Hedge fund billionaire to Murdoch: Give Comcast a chance

Why Disney raised its bid for Fox
Why Disney raised its bid for Fox

A hedge fund billionaire wants Rupert Murdoch to keep Comcast in the running for 21st Century Fox.

Sir Christopher Hohn, whose funds control about 7% of Fox (FOXA) shares, disagrees with Murdoch's view that a Comcast (CMCSA) deal presents a higher regulatory risk than a deal with Disney (DIS).

"We will be strongly motivated by the deal that offers the highest price and we will encourage other shareholders to do the same," Hohn wrote in a letter to Murdoch on Thursday. Fox declined to comment.

The letter was first reported by the Financial Times.

Comcast and Disney have been fighting for the right to buy most of Fox. The assets up for sale include Fox's movie studio, which has the "X-Men" and "Avatar" franchises, and the FX and National Geographic cable channels.

Both Comcast and Disney see those media properties as an important way to stay competitive with Netflix (NFLX).

Disney agreed to buy the assets last December. After Comcast tried to gatecrash the deal earlier this month, Disney sweetened its offer.

Fox and Disney shareholders will vote July 27 on the proposed $71.3 billion deal.
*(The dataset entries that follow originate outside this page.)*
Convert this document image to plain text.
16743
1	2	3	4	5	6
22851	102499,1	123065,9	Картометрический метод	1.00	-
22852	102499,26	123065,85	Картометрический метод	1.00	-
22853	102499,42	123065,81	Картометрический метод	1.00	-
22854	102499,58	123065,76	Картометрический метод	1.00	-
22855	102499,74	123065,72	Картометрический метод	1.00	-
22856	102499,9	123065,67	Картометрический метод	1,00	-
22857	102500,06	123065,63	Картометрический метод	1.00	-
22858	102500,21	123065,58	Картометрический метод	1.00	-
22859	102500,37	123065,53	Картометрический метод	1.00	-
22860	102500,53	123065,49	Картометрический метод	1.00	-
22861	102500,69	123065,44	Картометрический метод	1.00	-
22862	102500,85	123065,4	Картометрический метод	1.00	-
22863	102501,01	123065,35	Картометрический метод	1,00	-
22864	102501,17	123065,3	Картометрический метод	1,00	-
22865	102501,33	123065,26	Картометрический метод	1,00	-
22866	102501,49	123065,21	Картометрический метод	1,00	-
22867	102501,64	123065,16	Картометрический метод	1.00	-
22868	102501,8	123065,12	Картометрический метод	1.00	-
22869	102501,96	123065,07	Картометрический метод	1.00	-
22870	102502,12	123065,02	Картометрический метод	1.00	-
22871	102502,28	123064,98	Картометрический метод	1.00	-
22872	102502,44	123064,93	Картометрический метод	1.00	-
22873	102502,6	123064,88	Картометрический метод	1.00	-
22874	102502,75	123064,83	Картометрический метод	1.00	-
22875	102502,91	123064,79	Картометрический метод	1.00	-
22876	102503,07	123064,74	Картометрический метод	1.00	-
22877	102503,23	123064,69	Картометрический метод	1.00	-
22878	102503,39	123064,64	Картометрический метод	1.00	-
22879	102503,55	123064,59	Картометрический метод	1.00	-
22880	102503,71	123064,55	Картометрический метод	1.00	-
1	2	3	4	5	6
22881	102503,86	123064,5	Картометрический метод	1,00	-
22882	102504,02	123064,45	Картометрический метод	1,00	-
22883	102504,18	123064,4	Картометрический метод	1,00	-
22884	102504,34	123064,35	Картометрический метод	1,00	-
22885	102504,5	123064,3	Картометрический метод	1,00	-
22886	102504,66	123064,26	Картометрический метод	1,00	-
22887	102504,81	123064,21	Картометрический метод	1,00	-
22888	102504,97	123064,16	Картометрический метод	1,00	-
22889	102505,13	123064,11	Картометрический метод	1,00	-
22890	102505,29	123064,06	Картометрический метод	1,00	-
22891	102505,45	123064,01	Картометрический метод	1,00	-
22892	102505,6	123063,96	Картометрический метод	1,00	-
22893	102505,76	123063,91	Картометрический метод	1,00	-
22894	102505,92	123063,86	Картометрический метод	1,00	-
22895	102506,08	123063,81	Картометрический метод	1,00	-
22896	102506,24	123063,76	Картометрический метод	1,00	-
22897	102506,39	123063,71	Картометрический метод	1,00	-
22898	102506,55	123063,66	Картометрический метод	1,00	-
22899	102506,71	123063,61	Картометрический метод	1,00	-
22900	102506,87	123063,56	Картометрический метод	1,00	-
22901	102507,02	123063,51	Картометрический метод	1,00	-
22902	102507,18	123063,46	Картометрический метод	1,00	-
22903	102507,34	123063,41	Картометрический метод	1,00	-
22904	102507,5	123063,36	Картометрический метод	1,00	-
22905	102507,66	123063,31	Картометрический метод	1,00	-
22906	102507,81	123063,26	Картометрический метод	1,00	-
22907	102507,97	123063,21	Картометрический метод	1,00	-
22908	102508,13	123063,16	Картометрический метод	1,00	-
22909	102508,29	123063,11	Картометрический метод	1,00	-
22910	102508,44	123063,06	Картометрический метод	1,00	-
Federal antitrust officials said Wednesday that they would approve the purchase as long as Disney sells off 22 of Fox's regional sports networks.

Related: Disney wins antitrust approval to purchase most of Fox

Comcast could still make another run for Fox. If it does, Hohn argued, Murdoch should consider it.

His letter was prompted by a regulatory document that Disney and Fox filed earlier this week. The filing said that Fox's board believes the Comcast deal poses "relatively higher regulatory risk — in terms of both delay and closing risk."

Those words acknowledge the head start that Disney got with its initial bid in December. Comcast's offer hasn't been vetted by the government.

They also suggest that Fox is concerned about whether the Justice Department would sue over a deal with Comcast, as it did when AT&T (T) reached one to buy Time Warner.

Like Comcast, AT&T is a content distributor that wanted to buy a content creator. Antitrust regulators said the AT&T deal would harm competition and raise prices for consumers.

A federal judge ultimately sided with AT&T, which is the parent company of CNN. But in the filing, the Fox board cited the Justice Department's "apparent sensitivity to the potential anticompetitive effects of vertical integration."

And U.S. District Judge Richard Leon, who decided the AT&T case, warned in his ruling that the AT&T case does not set a precedent for other similar mergers.

In Thursday's letter, Hohn dismissed the antitrust concerns in a potential Fox-Comcast combination.

He wrote that the AT&T decision "is unequivocally positive for issues of vertical integration of content with a pay-TV platform."

Hohn suggested that Comcast's content business, NBCUniversal, shouldn't pose problems. The Justice Department's decision to give the green light to Disney-Fox "sets a strong precedent and a template for a Comcast settlement," he wrote.